30 July 2015

Drippy... or droppy

Yesterday I wrote about how much our weather has changed over the past week or so. And then I went out for a walk with Callie. I took a lot of watery photos.

Grape leaves, for example.
And grapes.

Little pink flowers.

Dead leaves.
And living ones.

29 July 2015

Les 100 lieux qu'il faut voir

It's amazing how our weather has changed so radically. It now rains every day, and the high temperature is in the high 60s or low 70s F. I'm sleeping under a blanket again. I'm wearing sweatpants around the house instead of bermuda shorts. All the windows in the house are shut. The electric fans have been put away.

The two big rain barrels on the north side of the house are full again. Walks with the dog in the rain are now common, and the dog needs her paws washed after every sortie. The sun rises later and later, and sets earlier and earlier, and since it's cloudy most of the time it's dark in the house when I get up. I'm sleeping later, because by my nature I get up when the sun does.

It just reminds me how you have to take full advantage of every day of nice weather in this French climate. Sometimes you don't get any summer weather at all. This year, we were lucky to have nearly four months of sunshine, from April to July. Maybe we'll get some more in August and September, but it's not something you can count on.

Back to my title: « Les 100 lieux qu'il faut voir » is another French television series that I've found on YouTube. It's a travel series with, because this is France, some food segments too. Mostly it's about the geography and history of different French regions.

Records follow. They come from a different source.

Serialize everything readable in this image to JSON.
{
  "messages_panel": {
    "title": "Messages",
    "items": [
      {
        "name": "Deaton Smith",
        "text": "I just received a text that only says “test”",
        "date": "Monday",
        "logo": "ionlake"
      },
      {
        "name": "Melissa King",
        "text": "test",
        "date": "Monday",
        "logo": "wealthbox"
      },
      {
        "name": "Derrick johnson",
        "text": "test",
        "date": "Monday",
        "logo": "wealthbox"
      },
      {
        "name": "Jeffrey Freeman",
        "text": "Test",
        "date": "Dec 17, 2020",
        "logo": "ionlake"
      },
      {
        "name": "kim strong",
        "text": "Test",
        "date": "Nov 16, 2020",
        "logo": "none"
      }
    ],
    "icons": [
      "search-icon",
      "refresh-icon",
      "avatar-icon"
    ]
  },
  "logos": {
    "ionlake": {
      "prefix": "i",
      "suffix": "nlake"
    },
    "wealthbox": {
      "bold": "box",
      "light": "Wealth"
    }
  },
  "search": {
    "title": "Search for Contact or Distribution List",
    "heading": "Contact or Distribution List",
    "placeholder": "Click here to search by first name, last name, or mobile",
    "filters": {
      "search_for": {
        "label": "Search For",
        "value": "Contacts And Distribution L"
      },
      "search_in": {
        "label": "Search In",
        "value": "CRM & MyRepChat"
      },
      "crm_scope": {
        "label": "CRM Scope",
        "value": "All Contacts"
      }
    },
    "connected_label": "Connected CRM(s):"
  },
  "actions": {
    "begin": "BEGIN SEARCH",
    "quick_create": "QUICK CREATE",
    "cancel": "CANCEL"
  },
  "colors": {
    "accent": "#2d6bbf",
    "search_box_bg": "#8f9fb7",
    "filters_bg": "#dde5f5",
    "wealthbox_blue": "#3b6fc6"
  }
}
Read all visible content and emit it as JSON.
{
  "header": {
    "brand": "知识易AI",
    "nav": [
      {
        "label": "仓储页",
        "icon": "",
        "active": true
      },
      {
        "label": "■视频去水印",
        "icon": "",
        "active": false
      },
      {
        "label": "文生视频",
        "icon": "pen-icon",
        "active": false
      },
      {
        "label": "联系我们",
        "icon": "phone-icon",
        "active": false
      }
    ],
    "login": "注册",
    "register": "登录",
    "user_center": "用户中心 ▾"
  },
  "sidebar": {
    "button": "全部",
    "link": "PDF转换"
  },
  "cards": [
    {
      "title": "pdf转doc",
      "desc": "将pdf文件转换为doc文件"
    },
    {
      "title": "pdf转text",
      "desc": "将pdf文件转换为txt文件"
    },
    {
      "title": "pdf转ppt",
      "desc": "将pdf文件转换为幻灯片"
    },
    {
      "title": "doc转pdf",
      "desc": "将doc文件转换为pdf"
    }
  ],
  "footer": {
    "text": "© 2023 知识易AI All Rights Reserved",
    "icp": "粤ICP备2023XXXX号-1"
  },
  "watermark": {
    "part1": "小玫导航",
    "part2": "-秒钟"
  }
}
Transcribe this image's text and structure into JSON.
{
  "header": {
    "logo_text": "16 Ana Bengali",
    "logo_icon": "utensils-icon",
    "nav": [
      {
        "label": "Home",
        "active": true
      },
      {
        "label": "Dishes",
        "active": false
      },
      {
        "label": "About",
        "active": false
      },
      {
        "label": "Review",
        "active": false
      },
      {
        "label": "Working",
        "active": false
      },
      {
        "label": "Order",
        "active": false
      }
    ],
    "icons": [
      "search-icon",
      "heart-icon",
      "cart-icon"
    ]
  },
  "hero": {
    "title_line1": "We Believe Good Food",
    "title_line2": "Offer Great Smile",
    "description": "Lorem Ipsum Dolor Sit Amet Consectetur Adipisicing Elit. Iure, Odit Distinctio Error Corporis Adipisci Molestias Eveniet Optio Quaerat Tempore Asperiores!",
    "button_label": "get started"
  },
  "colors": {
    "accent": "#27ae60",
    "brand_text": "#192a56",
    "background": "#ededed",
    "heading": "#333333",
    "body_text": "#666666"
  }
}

It's in French, with no subtitles, since it's made for French TV. Here's an episode about our region, La Touraine, featuring Azay-le-Rideau, Chinon, and Amboise, among other subjects.

There are several dozen full 50-minute episodes of "The 100 Places You Must See" here on YouTube. I'm glad people are uploading them. If you are learning French, or trying to keep your French language skills current.... well, you know what I think. Prenez le temps. Faites l'effort. And enjoy.

28 July 2015

Tajine de poulet aux pruneaux et aux pois chiches

A tajine is a Moroccan dish that combines meat or vegetables or both with a spice blend that can include cinnamon, cumin, fenugreek, allspice, cayenne pepper, ground coriander seeds, and even curry leaves. Tajine vegetables are good when they are on the sweet side — sweet potatoes, winter squashes, parsnips, or carrots, for example. Another way to bring sweet flavors to the mix is to use dried fruit in the tajine, including prunes, dried apricots, or almonds. The Moroccan spice blend is called ras el hanout, and it's good if you can find it. Here's a recipe for it.

I made a tajine of chicken with prunes and chickpeas in early July. The process was to cut the chicken in half, sprinkle the halves with the Moroccan spice mix and salt and black pepper, and then brown them in a hot oven. Meanwhile sauté some sliced onions and garlic in vegetable or olive oil in a pan on top of the stove until they are translucent. Add a cup or two of chicken broth and two dozen prunes to the pan and let it come to a simmer.

When the chicken is browned but not yet cooked through, pour the flavored broth and prunes into the roasting pan in the oven and let everything continue cooking for 30 minutes or so at 180ºC (350ºF), until the chicken is pretty much done and the prunes are tender. Add a cup or more of cooked chickpeas and let it cook 10 more minutes longer. As a final touch, sprinkle the dish with toasted sesame seeds and garnish it with some fresh coriander (also called cilantro or chinese parsely) leaves, or another herb like basil or parsley. The chickpeas are starchy so you don't need rice, couscous, or potatoes with this kind of tajine.